In light of record-breaking moves over the past two years, many people intuitively recognize that the U.S. equities sector, despite it being billed as the “best house in the worst block,” lacks the probability of providing high returns over the foreseeable future. However, geopolitical instability, particularly the catalysis of another Cold War with Russia, has left investors with few viable options. Outside of acquisitions in physical safe-haven assets, are opportunities abroad a realistic alternative within the context of this current economic paradigm?
In answering this question, we will examine the case of the Eurozone, specifically the German large-capitalization equity markets. With a gross domestic product north of $3.7 trillion (as cited by the United Nations Statistics Division), Germany is easily the European Union’s strongest economic contributor. And with a rapidly eroding Euro currency which has lost in excess of seven-percent of valuation over the past 30 days, the resultant inflationary pressure should be supportive of nominally higher equity valuations. Thus, exchange traded funds that track the performance of the DAX, or the German equivalent of the S&P 500, would in theory be amongst the hottest trends for this year.

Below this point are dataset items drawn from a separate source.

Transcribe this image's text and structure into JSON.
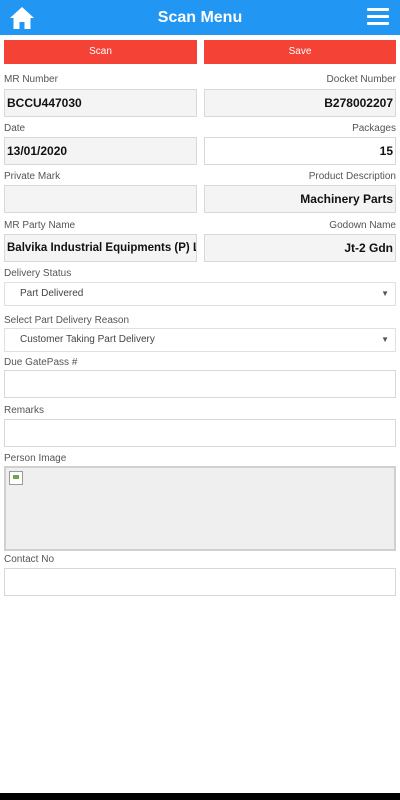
{
  "header": {
    "title": "Scan Menu",
    "home_icon": "home-icon",
    "menu_icon": "hamburger-menu-icon",
    "color": "#2196f3"
  },
  "actions": {
    "scan_label": "Scan",
    "save_label": "Save",
    "color": "#f44336"
  },
  "form": {
    "mr_number": {
      "label": "MR Number",
      "value": "BCCU447030"
    },
    "docket_number": {
      "label": "Docket Number",
      "value": "B278002207"
    },
    "date": {
      "label": "Date",
      "value": "13/01/2020"
    },
    "packages": {
      "label": "Packages",
      "value": "15"
    },
    "private_mark": {
      "label": "Private Mark",
      "value": ""
    },
    "product_description": {
      "label": "Product Description",
      "value": "Machinery Parts"
    },
    "mr_party_name": {
      "label": "MR Party Name",
      "value": "Balvika Industrial Equipments (P) Ltd"
    },
    "godown_name": {
      "label": "Godown Name",
      "value": "Jt-2 Gdn"
    },
    "delivery_status": {
      "label": "Delivery Status",
      "selected": "Part Delivered"
    },
    "part_delivery_reason": {
      "label": "Select Part Delivery Reason",
      "selected": "Customer Taking Part Delivery"
    },
    "due_gatepass": {
      "label": "Due GatePass #",
      "value": ""
    },
    "remarks": {
      "label": "Remarks",
      "value": ""
    },
    "person_image": {
      "label": "Person Image"
    },
    "contact_no": {
      "label": "Contact No",
      "value": ""
    }
  }
}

Unfortunately, the scientific and technical data present an ambiguous forecast. Using a scatterplot analysis to chart daily performance figures for the DAX, the distribution of percentage moves over the past 60 days has been widely dispersed. What this suggests is that trading behavior has become more erratic in recent sessions, an understandable reaction given the radical shifts in the fundamentals. However, it is worrying that the frequency and density of trading behavior was more centralized during the first half of the final quarter of 2014 than it is now. Empirically, there has been a transition from rationality into irrationality with traders operating all over the board, all of them speculating towards extreme swings in trajectory. While that would necessarily mean that those speculators who guess right will be handsomely rewarded, the DAX index has taken on the shape of a binomial options vehicle, an all-or-nothing affair.
The price chart of the DAX itself doesn’t reveal much in the way of forecasting. While the jump in mid-January can be attributed to the devaluation of the Euro, that is the only logical explanation for the sudden bullish sentiment. Worse yet, the “ROI” from the artificially weakened currency is relatively poor: since October 1st, 2014, the Euro has lost 10.27-percent whereas the DAX has gained 14.45-percent. Although the positive trajectory in the DAX is nothing to scoff at, major currencies like the Euro rarely make large swings in such a short time horizon. In other words, the reward of a higher market capitalization is nowhere near the risks of potential monetary misalignment. Additionally, if the majority of German traders believed that the recently announced accommodation strategy by the European Central Bank was a constructive development, market sentiment would not be as dispersed as it currently is.
Given the entire context, smart money investors will likely wait out the volatility in international markets until some base of stability can be reached.